基于 DNS 的配置通常比较灵活,而且每台计算机的配置工作量也少得多。但要求您的领域名与您的 DNS 域相同或是它的子域。通过 DNS 配置 Kerberos 也会产生一个较小的安全问题 - 攻击者能够通过 DNS 严重扰乱您的基础结构(使名称服务器无效、窃取 DNS 记录等)。但这最多只会造成服务被拒绝。除非在 krb5.conf 中输入 IP 地址而非主机名,否则静态配置也会发生相同的情况。
配置 Kerberos 的一种方法是编辑配置文件 /etc/krb5.conf。默认安装的文件中包含多个示例项。在开始编辑前需要将所有这些项删除。krb5.conf 由多个节组成,每节由括在括号中的节名引入,如 [this]。
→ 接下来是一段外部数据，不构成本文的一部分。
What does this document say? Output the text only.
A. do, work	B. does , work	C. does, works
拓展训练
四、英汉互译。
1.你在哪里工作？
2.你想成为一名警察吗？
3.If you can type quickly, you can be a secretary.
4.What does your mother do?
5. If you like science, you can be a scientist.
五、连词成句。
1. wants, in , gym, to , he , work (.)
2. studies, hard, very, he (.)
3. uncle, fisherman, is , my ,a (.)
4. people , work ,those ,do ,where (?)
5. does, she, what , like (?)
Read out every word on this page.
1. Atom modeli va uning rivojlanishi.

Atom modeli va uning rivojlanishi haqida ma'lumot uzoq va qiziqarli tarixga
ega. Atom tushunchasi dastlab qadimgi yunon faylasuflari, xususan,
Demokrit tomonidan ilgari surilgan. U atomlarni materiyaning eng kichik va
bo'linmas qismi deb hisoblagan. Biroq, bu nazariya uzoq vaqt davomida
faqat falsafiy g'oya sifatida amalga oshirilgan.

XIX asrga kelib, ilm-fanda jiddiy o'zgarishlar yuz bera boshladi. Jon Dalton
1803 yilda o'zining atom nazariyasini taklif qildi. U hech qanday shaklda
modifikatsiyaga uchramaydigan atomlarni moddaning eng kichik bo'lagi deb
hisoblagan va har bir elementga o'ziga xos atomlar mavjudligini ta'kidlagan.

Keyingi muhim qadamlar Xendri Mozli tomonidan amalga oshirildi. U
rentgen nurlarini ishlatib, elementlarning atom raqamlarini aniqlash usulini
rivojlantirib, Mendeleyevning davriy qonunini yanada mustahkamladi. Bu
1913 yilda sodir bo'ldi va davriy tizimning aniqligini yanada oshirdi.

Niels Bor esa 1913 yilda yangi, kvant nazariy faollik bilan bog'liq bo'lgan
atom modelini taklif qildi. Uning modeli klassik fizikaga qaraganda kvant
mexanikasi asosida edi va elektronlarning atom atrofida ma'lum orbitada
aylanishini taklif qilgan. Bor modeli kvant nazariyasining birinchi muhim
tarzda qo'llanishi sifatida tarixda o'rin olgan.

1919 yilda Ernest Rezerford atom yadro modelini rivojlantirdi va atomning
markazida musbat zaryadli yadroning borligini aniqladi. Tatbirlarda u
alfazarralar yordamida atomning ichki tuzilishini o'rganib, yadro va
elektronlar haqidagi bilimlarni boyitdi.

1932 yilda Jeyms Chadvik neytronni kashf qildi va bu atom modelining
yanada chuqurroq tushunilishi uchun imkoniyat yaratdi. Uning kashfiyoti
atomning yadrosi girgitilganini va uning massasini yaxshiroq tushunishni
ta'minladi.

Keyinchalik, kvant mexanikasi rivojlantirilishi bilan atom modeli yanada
要配置您的 Kerberos 客户机,请将以下语句添加到 krb5.conf(其中 kdc.sample.com 是 KDC 的主机名):
[libdefaults]
default_realm = EXAMPLE.COM
[realms]
EXAMPLE.COM = {
kdc = kdc.example.com
admin_server = kdc.example.com
}
default_realm 行设置 Kerberos 应用程序的默认领域。如果您有多个领域,只需向 [realms] 节添加其他的语句。
此外还要向此文件添加一条语句,指示应用程序如何将主机名映射到领域。例如,当连接到远程主机时,Kerberos 库需要知道此主机位于哪个领域中。必须在 [domain_realms] 节中对此进行配置:
[domain_realm]
.example.com = EXAMPLE.COM
www.foobar.com = EXAMPLE.COM
此语句向库说明 example.com DNS 域中的所有主机均位于 SAMPLE.COM Kerberos 领域中。此外,名为 www.foobar.com 的外部主机也应被视为 EXAMPLE.COM 领域的成员。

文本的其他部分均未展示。